The state government had sought to justify that the dance bars had morphed into institutions which promoted “complete objectification and dehumanization of young women”. The State government forgot to think of the aftermath when it ordered to shut down the city night-light of the dance bars and prohibit women from continuing their dancing profession. After the ban in 2005, it had resulted in an increase in trafficking and many women were found indulging into prostitution.

The State moved to the Supreme Court which on 16th July 2013 upheld High Court judgment and quashed dance bar ban. Deciding on the constitutionality of the ban on dance performances in bars in Maharashtra imposed under The Bombay Police (Amendment) Act of 2005, the apex court gave its order in favour of the bar owners and dancers’ union who had contended that the ban on bar dances in some establishments while permitting them in others was contrary to the rule of equality enshrined in Article 14.

Dancing had always been a tradition in our country since ancient India and during the Mughal period. Nowadays, it is used as entertainment as well as a profession. Those women who use it as a profession cannot be restrained from doing the same because they have a fundamental right under Article 19(1)(g) of the Indian Constitution. If there is an increase in prostitution or trafficking the State government must focus on that issue and try to take appropriate step. Rooting out the whole plant is not going to eradicate problems but on the contrary, it would help to fuel other problems.

For example, when fatal accidents were on the rise because of the recklessness of drunken drivers, driving while drunk was held as being criminal and punitive measures had also been framed. But rather than limiting such crimes if we ban the distribution of alcohol, that is not just and further, it would lead to black marketing of drinks. Similarly, banning on the dance bars by the Maharashtra government was not proper or fair which reflected lack of thinking on their part.

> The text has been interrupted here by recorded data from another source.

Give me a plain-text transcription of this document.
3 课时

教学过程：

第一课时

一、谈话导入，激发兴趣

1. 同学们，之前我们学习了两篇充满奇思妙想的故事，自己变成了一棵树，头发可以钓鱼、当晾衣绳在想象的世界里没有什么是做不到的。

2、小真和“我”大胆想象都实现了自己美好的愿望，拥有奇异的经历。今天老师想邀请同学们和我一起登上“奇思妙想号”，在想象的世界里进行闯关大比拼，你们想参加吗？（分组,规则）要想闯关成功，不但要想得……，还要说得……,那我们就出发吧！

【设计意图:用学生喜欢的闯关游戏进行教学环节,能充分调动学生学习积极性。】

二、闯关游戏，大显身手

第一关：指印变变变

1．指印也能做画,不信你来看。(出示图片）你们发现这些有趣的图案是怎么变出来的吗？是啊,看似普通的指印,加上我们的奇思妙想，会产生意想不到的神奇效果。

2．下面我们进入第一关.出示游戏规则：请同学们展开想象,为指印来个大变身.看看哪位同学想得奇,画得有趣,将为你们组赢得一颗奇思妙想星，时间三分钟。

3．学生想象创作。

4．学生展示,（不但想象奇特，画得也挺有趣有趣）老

Justice SS Nijjar said while authorizing the main judgment in State of Maharashtra & Anr. v. Indian Hotel & Restaurants Assn. & Ors. :

“The restrictions in the nature of prohibition cannot be said to be reasonable, inasmuch as there could be several lesser alternatives available which would have been adequate to ensure the safety of women than to completely prohibit dance. In fact, a large number of imaginative alternative steps could be taken instead of completely prohibiting dancing, if the real concern of the state is the safety of women.”

Judgement

The Supreme court bench, referring to earlier judgments in this regard, said: “It needs to be borne in mind that there may be certain activities which the society perceives as immoral per se. It may include gambling (though that is also becoming a debatable issue now), prostitution etc. It is also to be noted that standards of morality in a social change with the passage of time. A particular activity, which was treated as immoral few decades ago may not be so now. Societal norms keep changing. Social change is of two types: continuous or evolutionary and discontinuous or revolutionary. The most common form of change is continuous. This day-to-day incremental change is a subtle, but dynamic, factor in the social analysis. It cannot be denied that dance performances, in dignified forms, are socially acceptable and nobody takes exceptions to the same. On the other hand, obscenity is treated as immoral. Therefore, obscene dance performance may not be acceptable and the State can pass a law prohibiting obscene dances. However, a practice which may not be immoral by societal standards cannot be thrust upon the society as immoral by the State with its own notion of morality and thereby exercise ‘social control'” While quashing the condition imposed that the liquor cannot be served at such places where dances are staged, the bench said that such stipulations are totally disproportionate, unreasonable and arbitrary.